Franciscan Father Kevin M. Queally, assistant vice president of mission effectiveness and ministry at St. Francis University in Loretto, Pa., responded to a faculty member's e-mail asking if anyone from the campus was going to the rally, and reserved a van from the Dorothy Day Center there. A group of six from the school went, and while at the rally met a Pax Christi group that had taken a separate car to Washington.

"It was a wonderful day," Father Queally told CNS Jan. 30. "I've been to lots of marches. There were no talks from the podium, at least what I heard, that (were) embarrassing; maybe there were a couple of words that shouldn't have been said."

On the St. Francis campus, he said, "there are a lot of people who are, shall we say, very unhappy with the way things are progressing" with the war. Father Queally, 56, said he found the situation "eerily reminiscent of Vietnam. Them telling us we need more troops. In Vietnam it (the troop level) went to the nth degree --- 500,000 troops. ... Do they think we're dumb? It feels like we've been down this road before."

Judy Coode, chair of the national council of Pax Christi USA, said she ran into Pax Christi groups from Pennsylvania, Delaware, Virginia, Georgia, Detroit and Buffalo, N.Y.

"And those are just the ones that I saw.... We had folks who got on a plane Saturday morning in Georgia and went straight to the rally," said Coode, who is also communications manager of the Maryknoll Office for Global Concerns.

Franciscan Sister Marie Lucey, associate director for social mission of the Leadership Conference of Women Religious, said she and LCWR national director Sister Carole Shinnick, a School Sister of Notre Dame, marched with a Pax Christi group after the rally.

The Sisters of St. Francis of Penance and Christian Charity, with provinces in California, Colorado and New York, bought an ad Jan. 26, the day before the rally, in The Washington Post. It bore only the community's name, its Web site, the locations of its three provincial headquarters and a picture of a dove flying over the earth with the message "Peace Now."

Not everyone who is against the war descended on Washington. A Jan. 27 rally, which organizers said drew 10,000 people, was held in San Francisco.

In Washington, where the U.S. Park Police years ago stopped making crowd estimates, rally numbers varied widely, from some police officers' private estimates of under 100,000 to organizers' claims of 500,000.
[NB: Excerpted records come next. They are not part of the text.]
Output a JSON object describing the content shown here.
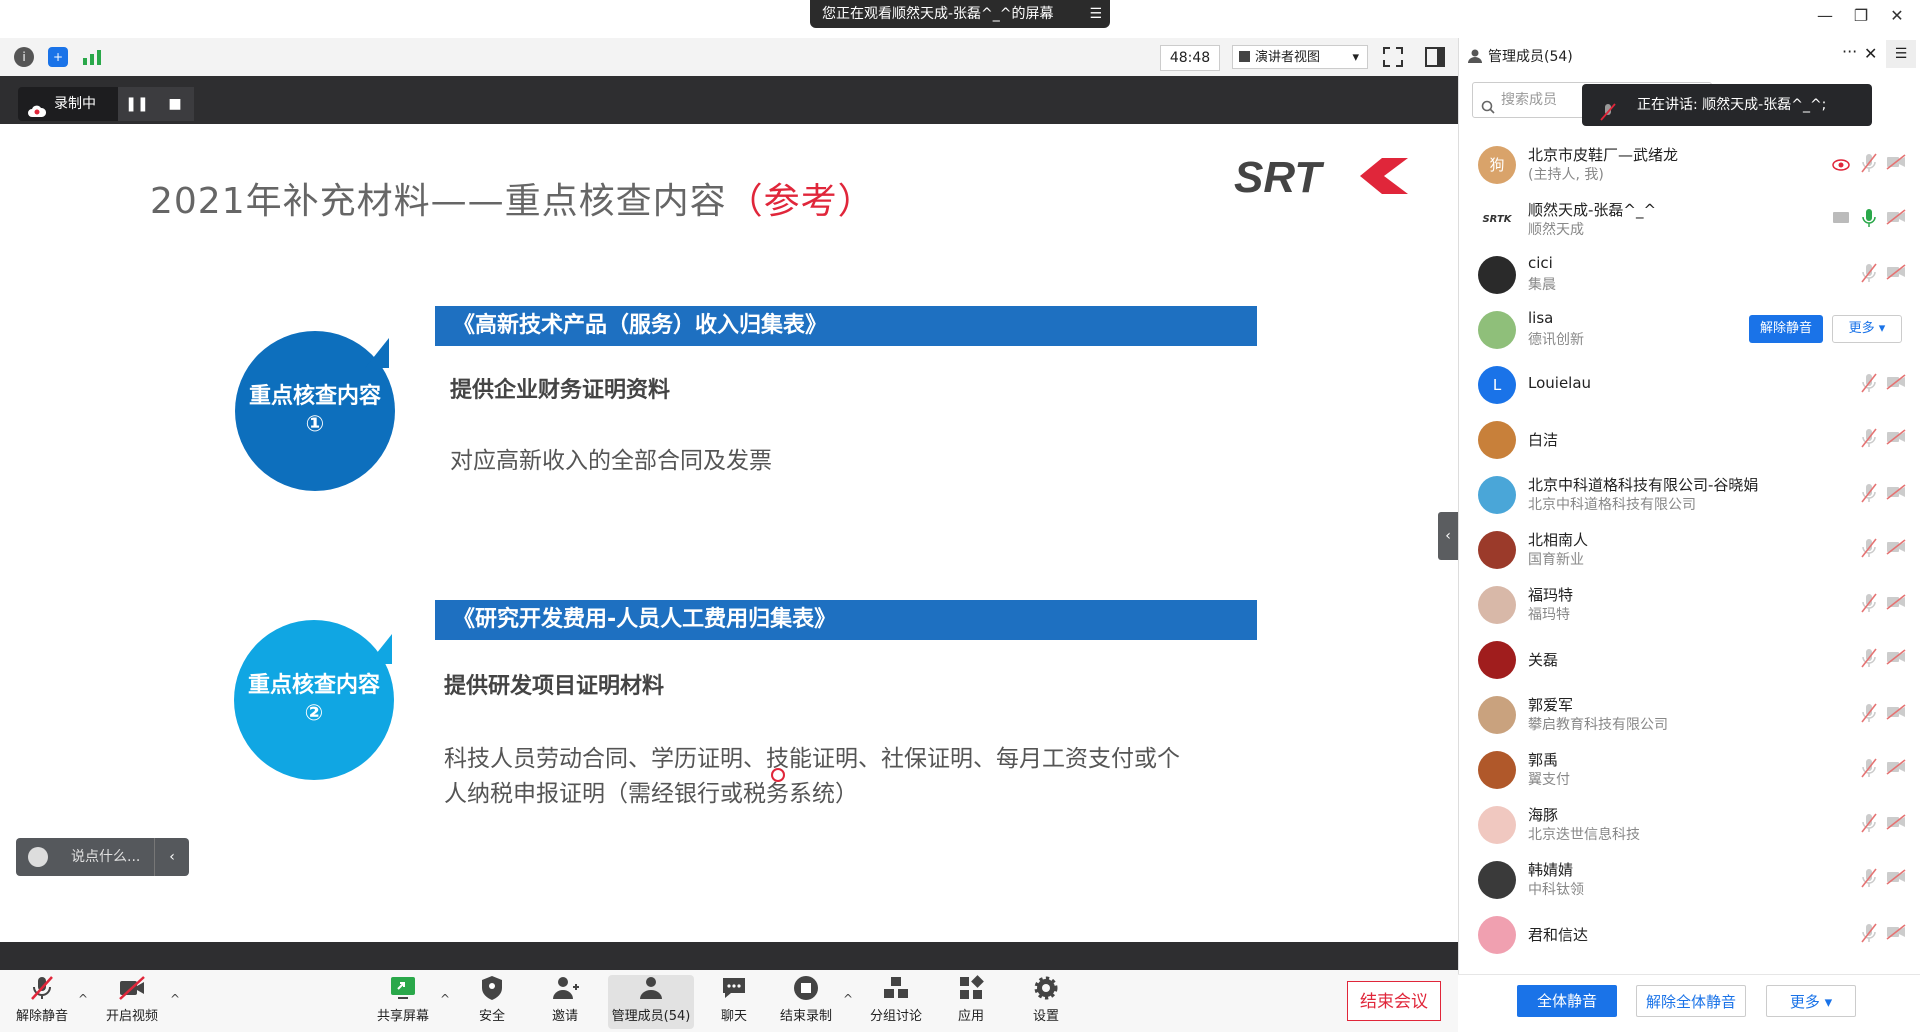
{
  "window": {
    "banner_text": "您正在观看顺然天成-张磊^_^的屏幕",
    "minimize": "—",
    "restore": "❐",
    "close": "✕"
  },
  "top_toolbar": {
    "timer": "48:48",
    "view_label": "演讲者视图",
    "view_caret": "▾"
  },
  "recording": {
    "label": "录制中",
    "pause": "❚❚",
    "stop": "■"
  },
  "slide": {
    "title_main": "2021年补充材料——重点核查内容",
    "title_ref": "（参考）",
    "logo_text": "SRTK",
    "section1": {
      "bubble_line1": "重点核查内容",
      "bubble_line2": "①",
      "bar": "《高新技术产品（服务）收入归集表》",
      "heading": "提供企业财务证明资料",
      "body": "对应高新收入的全部合同及发票"
    },
    "section2": {
      "bubble_line1": "重点核查内容",
      "bubble_line2": "②",
      "bar": "《研究开发费用-人员人工费用归集表》",
      "heading": "提供研发项目证明材料",
      "body_line1": "科技人员劳动合同、学历证明、技能证明、社保证明、每月工资支付或个",
      "body_line2": "人纳税申报证明（需经银行或税务系统）"
    }
  },
  "chat": {
    "placeholder": "说点什么...",
    "chevron": "‹"
  },
  "bottom_toolbar": {
    "unmute": "解除静音",
    "video": "开启视频",
    "share": "共享屏幕",
    "security": "安全",
    "invite": "邀请",
    "members": "管理成员(54)",
    "chat": "聊天",
    "stop_record": "结束录制",
    "breakout": "分组讨论",
    "apps": "应用",
    "settings": "设置",
    "end_meeting": "结束会议",
    "caret": "^"
  },
  "panel": {
    "title": "管理成员(54)",
    "dots": "···",
    "close": "✕",
    "search_placeholder": "搜索成员",
    "speaking": "正在讲话: 顺然天成-张磊^_^;",
    "unmute_btn": "解除静音",
    "more_btn": "更多 ▾",
    "members": [
      {
        "name": "北京市皮鞋厂—武绪龙",
        "sub": "(主持人, 我)",
        "avatar": "狗",
        "color": "#d9a36a"
      },
      {
        "name": "顺然天成-张磊^_^",
        "sub": "顺然天成",
        "avatar": "SRTK",
        "color": "#ffffff"
      },
      {
        "name": "cici",
        "sub": "集晨",
        "avatar": "",
        "color": "#2a2a2a"
      },
      {
        "name": "lisa",
        "sub": "德讯创新",
        "avatar": "",
        "color": "#8fbf7a"
      },
      {
        "name": "Louielau",
        "sub": "",
        "avatar": "L",
        "color": "#1a73e8"
      },
      {
        "name": "白洁",
        "sub": "",
        "avatar": "",
        "color": "#c8803a"
      },
      {
        "name": "北京中科道格科技有限公司-谷晓娟",
        "sub": "北京中科道格科技有限公司",
        "avatar": "",
        "color": "#4aa6d8"
      },
      {
        "name": "北相南人",
        "sub": "国育新业",
        "avatar": "",
        "color": "#9b3a2a"
      },
      {
        "name": "福玛特",
        "sub": "福玛特",
        "avatar": "",
        "color": "#d8b8a8"
      },
      {
        "name": "关磊",
        "sub": "",
        "avatar": "",
        "color": "#a01d1d"
      },
      {
        "name": "郭爱军",
        "sub": "攀启教育科技有限公司",
        "avatar": "",
        "color": "#c9a27e"
      },
      {
        "name": "郭禹",
        "sub": "翼支付",
        "avatar": "",
        "color": "#b0582a"
      },
      {
        "name": "海豚",
        "sub": "北京迭世信息科技",
        "avatar": "",
        "color": "#f0c8c0"
      },
      {
        "name": "韩婧婧",
        "sub": "中科钛领",
        "avatar": "",
        "color": "#3a3a3a"
      },
      {
        "name": "君和信达",
        "sub": "",
        "avatar": "",
        "color": "#f0a0b0"
      }
    ],
    "mute_all": "全体静音",
    "unmute_all": "解除全体静音",
    "more": "更多 ▾"
  }
}
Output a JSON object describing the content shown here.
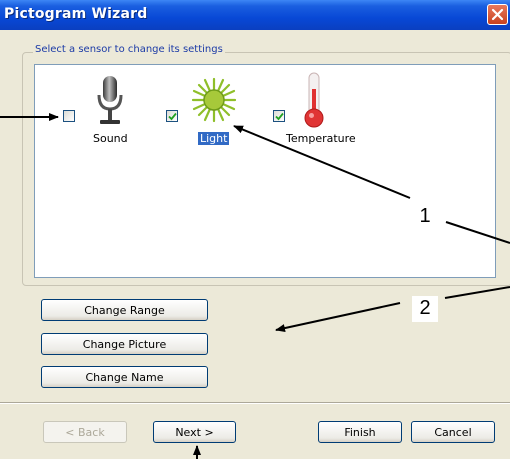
{
  "window": {
    "title": "Pictogram Wizard"
  },
  "group": {
    "legend": "Select a sensor to change its settings"
  },
  "sensors": [
    {
      "label": "Sound",
      "checked": false,
      "icon": "microphone-icon",
      "selected": false
    },
    {
      "label": "Light",
      "checked": true,
      "icon": "sun-icon",
      "selected": true
    },
    {
      "label": "Temperature",
      "checked": true,
      "icon": "thermometer-icon",
      "selected": false
    }
  ],
  "side_buttons": {
    "change_range": "Change Range",
    "change_picture": "Change Picture",
    "change_name": "Change Name"
  },
  "footer": {
    "back": "< Back",
    "next": "Next >",
    "finish": "Finish",
    "cancel": "Cancel"
  },
  "annotations": {
    "callout_1": "1",
    "callout_2": "2"
  },
  "colors": {
    "titlebar": "#0848d6",
    "selection": "#316ac5",
    "legend_text": "#1b3aa6"
  }
}
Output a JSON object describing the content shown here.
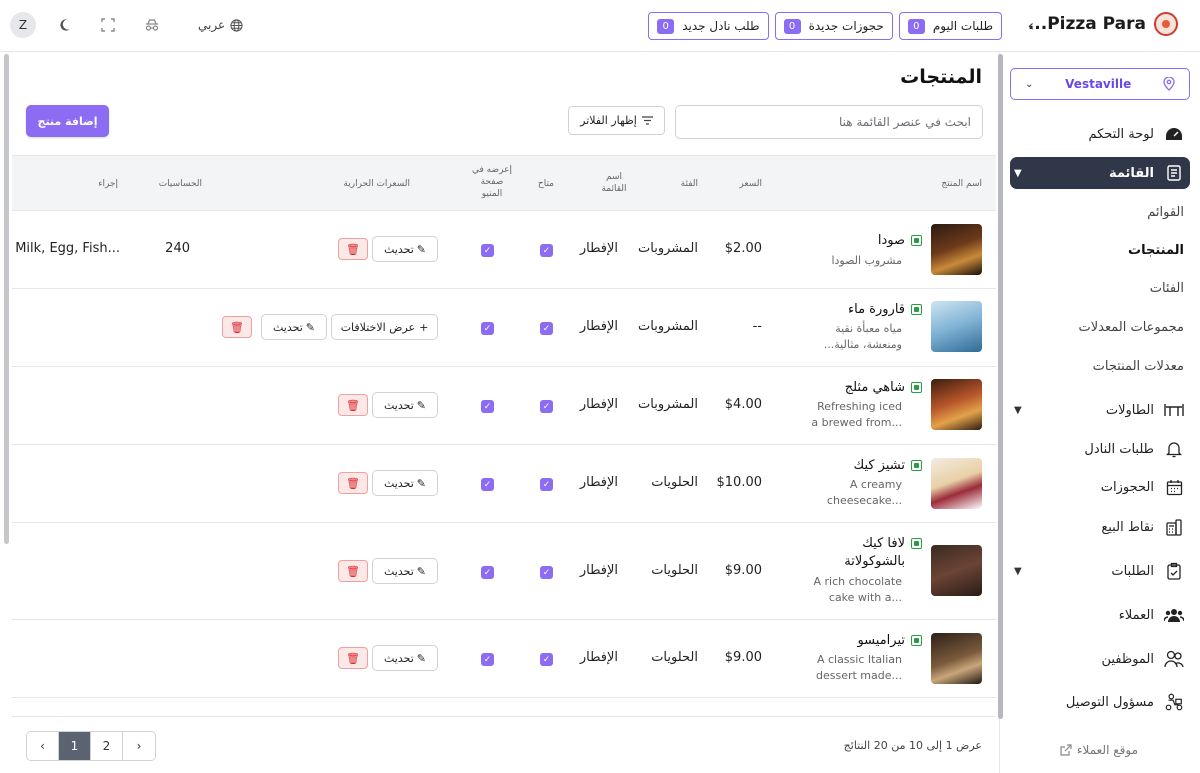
{
  "brand": {
    "name": "Pizza Para..."
  },
  "top_chips": [
    {
      "label": "طلبات اليوم",
      "count": "0"
    },
    {
      "label": "حجوزات جديدة",
      "count": "0"
    },
    {
      "label": "طلب نادل جديد",
      "count": "0"
    }
  ],
  "top_left": {
    "avatar": "Z",
    "lang": "عربي"
  },
  "sidebar": {
    "location": "Vestaville",
    "nav": {
      "dashboard": "لوحة التحكم",
      "menu": "القائمة",
      "tables": "الطاولات",
      "waiter": "طلبات النادل",
      "reservations": "الحجوزات",
      "pos": "نقاط البيع",
      "orders": "الطلبات",
      "customers": "العملاء",
      "staff": "الموظفين",
      "delivery": "مسؤول التوصيل"
    },
    "sub": {
      "menus": "القوائم",
      "products": "المنتجات",
      "categories": "الفئات",
      "modifier_groups": "مجموعات المعدلات",
      "product_modifiers": "معدلات المنتجات"
    },
    "site_link": "موقع العملاء"
  },
  "main": {
    "title": "المنتجات",
    "add_button": "إضافة منتج",
    "filter_button": "إظهار الفلاتر",
    "search_placeholder": "ابحث في عنصر القائمة هنا",
    "headers": {
      "name": "اسم المنتج",
      "price": "السعر",
      "category": "الفئة",
      "menu": "اسم القائمة",
      "available": "متاح",
      "show_on_menu": "إعرضه في صفحة المنيو",
      "calories": "السعرات الحرارية",
      "allergens": "الحساسيات",
      "action": "إجراء"
    },
    "update_label": "تحديث",
    "variations_label": "عرض الاختلافات",
    "rows": [
      {
        "name": "صودا",
        "desc": "مشروب الصودا",
        "price": "$2.00",
        "category": "المشروبات",
        "menu": "الإفطار",
        "calories": "240",
        "allergens": "Milk, Egg, Fish..."
      },
      {
        "name": "قارورة ماء",
        "desc": "مياه معبأة نقية ومنعشة، مثالية...",
        "price": "--",
        "category": "المشروبات",
        "menu": "الإفطار",
        "calories": "",
        "allergens": ""
      },
      {
        "name": "شاهي مثلج",
        "desc": "Refreshing iced a brewed from...",
        "price": "$4.00",
        "category": "المشروبات",
        "menu": "الإفطار",
        "calories": "",
        "allergens": ""
      },
      {
        "name": "تشيز كيك",
        "desc": "A creamy cheesecake...",
        "price": "$10.00",
        "category": "الحلويات",
        "menu": "الإفطار",
        "calories": "",
        "allergens": ""
      },
      {
        "name": "لافا كيك بالشوكولاتة",
        "desc": "A rich chocolate cake with a...",
        "price": "$9.00",
        "category": "الحلويات",
        "menu": "الإفطار",
        "calories": "",
        "allergens": ""
      },
      {
        "name": "تيراميسو",
        "desc": "A classic Italian dessert made...",
        "price": "$9.00",
        "category": "الحلويات",
        "menu": "الإفطار",
        "calories": "",
        "allergens": ""
      }
    ],
    "showing": "عرض 1 إلى 10 من 20 النتائج",
    "pages": [
      "1",
      "2"
    ]
  }
}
Bishop Sullivan put the figure at 200,000. Father Queally said the size was "awesome, just a huge crowd.... I've been to stadiums that seat 100,000 --- Penn State's stadium seats 100,000 --- we maybe could have filled it twice."

Maryknoll Father Jim Kosski, who was at the rally, said published estimates in The Washington Post and The New York Times citing the under-100,000 figure for the crowd size were "not too accurate, not too fair. They should know that if you fill the Mall between the Capitol and the Washington Monument, you've got X-thousand number of folks."